As for fighting cancer, antioxidants are still thought to be important to your health. The evidence of cancer-fighting properties is less conclusive, but a recent study from Thomas Jefferson University suggests that antioxidants in your diet can actually be quite beneficial as you go through treatment.
In addition to cancer-fighting goodness, antioxidants can also boost your immune system, reduce cardiovascular disease, help with eyesight and more! While antioxidant supplements are available, researchers believe that it is more beneficial to simply incorporate antioxidant-rich foods into your diet.
So where you can you get these antioxidants? Try the foods below for that extra boost:
Legumes – All beans are good for you, but the more colorful beans are even better. Peanuts, pinto beans and soybeans are also high in antioxidants.
Berries – Whether you prefer blueberries, raspberries, strawberries or blackberries, scientists have determined that berries have some of the highest antioxidant levels of any fresh fruits.
Other Fresh Fruits – Other fresh fruits, such as pomegranates, grapes, oranges, plum, prunes, pineapples and grapefruits also contain antioxidants.

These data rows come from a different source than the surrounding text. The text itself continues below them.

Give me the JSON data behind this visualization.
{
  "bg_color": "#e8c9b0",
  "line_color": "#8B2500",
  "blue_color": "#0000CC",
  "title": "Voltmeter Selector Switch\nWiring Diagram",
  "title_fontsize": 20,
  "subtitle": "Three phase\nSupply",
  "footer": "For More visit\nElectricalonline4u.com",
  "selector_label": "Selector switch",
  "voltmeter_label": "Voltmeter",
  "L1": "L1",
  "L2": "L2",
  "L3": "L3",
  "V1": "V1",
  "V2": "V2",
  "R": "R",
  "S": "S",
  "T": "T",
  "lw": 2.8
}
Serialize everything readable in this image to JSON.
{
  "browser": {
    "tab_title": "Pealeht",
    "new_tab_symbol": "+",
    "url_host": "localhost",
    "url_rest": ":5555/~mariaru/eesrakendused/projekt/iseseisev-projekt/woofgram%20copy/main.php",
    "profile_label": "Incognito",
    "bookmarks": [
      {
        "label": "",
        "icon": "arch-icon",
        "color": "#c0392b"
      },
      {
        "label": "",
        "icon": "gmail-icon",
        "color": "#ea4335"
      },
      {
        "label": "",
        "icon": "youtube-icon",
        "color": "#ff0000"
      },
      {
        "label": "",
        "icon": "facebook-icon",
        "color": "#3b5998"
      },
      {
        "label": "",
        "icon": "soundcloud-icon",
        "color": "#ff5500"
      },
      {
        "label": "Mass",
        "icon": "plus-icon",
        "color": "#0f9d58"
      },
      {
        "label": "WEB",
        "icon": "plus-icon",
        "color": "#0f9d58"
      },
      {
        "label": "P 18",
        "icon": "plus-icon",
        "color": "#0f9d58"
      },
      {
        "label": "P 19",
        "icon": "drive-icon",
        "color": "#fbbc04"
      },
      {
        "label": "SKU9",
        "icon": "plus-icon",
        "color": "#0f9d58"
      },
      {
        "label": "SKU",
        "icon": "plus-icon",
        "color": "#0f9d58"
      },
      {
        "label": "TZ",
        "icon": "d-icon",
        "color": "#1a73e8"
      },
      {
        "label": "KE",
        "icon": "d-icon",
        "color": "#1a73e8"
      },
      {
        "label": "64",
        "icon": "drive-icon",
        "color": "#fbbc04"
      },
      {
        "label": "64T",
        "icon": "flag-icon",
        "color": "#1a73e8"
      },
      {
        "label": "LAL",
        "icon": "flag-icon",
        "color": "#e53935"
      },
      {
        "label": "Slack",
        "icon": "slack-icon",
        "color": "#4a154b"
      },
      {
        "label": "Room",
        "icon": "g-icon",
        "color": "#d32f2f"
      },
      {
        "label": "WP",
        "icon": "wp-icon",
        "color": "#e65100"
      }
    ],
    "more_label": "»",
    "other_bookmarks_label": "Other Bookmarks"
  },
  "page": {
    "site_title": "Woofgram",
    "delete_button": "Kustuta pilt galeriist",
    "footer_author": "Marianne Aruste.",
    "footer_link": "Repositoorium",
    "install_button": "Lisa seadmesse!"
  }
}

Dark, Leafy Greens – Dark greens such as kale and spinach are loaded with protein, as well as antioxidants like vitamin C, lutein (helps protect your eyes and skin from UV damage) and zeaxanthin (prevents free-radical damage to the retina and the lens of the eye).
Other Veggies – Leafy greens aren’t your only key to antioxidants, also try brussels sprouts, broccoli flowers, red bell peppers, eggplant, onions, beets and artichokes.
Nuts – Walnuts have the most antioxidants of the bunch, but almonds, pistachios, hazelnuts, cashews and pecans are also a great snack.
Spices – Some spices are rich with antioxidants, so reach for cloves, cinnamon and oregano when you’re cooking, but maybe not at the same time.